Secondo l’analisi, il mercato attuale mostra caratteristiche più solide rispetto ai precedenti cicli ribassisti, con una base di investitori più ampia e strumenti di accesso più maturi. Tra gli elementi che distinguono questa fase:

  • maggiore presenza di capitali istituzionali;
  • infrastrutture di custodia più robuste;
  • strumenti regolamentati come gli ETF spot;
  • minore dipendenza da piattaforme ad alto rischio.
Il grafico del valore ETF di Bitcoin. Fonte: Bloomberg

Il target sul 2026 non cambia

Una previsione che guarda oltre la volatilità

Nonostante la recente fase di debolezza del mercato, Bernstein ha confermato la propria stima sul valore di Bitcoin al 2026, mantenendo un obiettivo di prezzo nettamente superiore ai livelli attuali. La valutazione si basa su un modello che mette insieme adozione istituzionale, dinamiche di offerta successive all’halving e crescita dei canali di investimento regolamentati.

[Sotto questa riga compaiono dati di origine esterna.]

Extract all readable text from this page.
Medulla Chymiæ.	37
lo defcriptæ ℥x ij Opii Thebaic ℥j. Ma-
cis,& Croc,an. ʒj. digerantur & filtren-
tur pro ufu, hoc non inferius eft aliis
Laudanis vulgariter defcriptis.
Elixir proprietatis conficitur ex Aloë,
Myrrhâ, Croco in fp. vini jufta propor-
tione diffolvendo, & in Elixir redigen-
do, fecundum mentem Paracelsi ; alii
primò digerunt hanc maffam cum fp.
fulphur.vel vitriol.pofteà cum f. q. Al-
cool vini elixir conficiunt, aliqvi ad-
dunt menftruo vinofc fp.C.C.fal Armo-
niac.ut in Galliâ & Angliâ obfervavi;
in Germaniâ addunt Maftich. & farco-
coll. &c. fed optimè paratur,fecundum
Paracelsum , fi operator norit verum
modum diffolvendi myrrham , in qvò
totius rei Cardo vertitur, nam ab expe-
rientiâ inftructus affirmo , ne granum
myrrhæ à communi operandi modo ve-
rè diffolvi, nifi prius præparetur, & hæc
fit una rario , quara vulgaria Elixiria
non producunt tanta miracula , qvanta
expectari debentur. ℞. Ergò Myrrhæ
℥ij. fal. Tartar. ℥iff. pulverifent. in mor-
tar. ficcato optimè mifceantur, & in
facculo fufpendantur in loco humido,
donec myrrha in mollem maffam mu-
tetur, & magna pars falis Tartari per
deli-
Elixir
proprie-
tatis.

L’impostazione degli analisti parte da un presupposto chiaro: le oscillazioni intermedie non annullano il trend di lungo periodo. La volatilità viene considerata una caratteristica strutturale dell’asset, non un segnale di rottura del ciclo. Secondo il team di ricerca, la correzione recente non presenta i tratti tipici dei grandi mercati ribassisti del passato. La struttura del mercato viene giudicata più solida e sostenuta da capitali di qualità superiore rispetto ai cicli precedenti.

"Presentare il quantum computing come un “killer di Bitcoin” ignora le tempistiche, il percorso di aggiornamento e il fatto che l’intero mondo digitale condivide la stessa vulnerabilità — e probabilmente migrerà in modo coordinato." — Bernstein ha affermato

Questo quadro non implica l’assenza di rischi. Bitcoin continua a essere sensibile alla liquidità globale, alle decisioni delle banche centrali e agli sviluppi normativi. Fasi di avversione al rischio sui mercati tradizionali possono riflettersi anche sugli asset digitali. Nella lettura degli analisti, tuttavia, questi elementi incidono più sulla tempistica dei movimenti che sulla direzione strutturale del trend.

Correzione o reset costruttivo

L’interpretazione prevalente è quella di un riassetto costruttivo piuttosto che di un’inversione di ciclo. Dopo forti rialzi, le fasi di raffreddamento aiutano a riequilibrare il posizionamento e le aspettative del mercato.

Se i driver strutturali — adozione, infrastruttura e partecipazione istituzionale — continueranno a rafforzarsi, la fase attuale potrebbe essere letta come una pausa tecnica all’interno di un percorso più ampio. Per chi mantiene una visione di lungo periodo, il punto centrale non sono le oscillazioni settimanali, ma la traiettoria dei prossimi anni.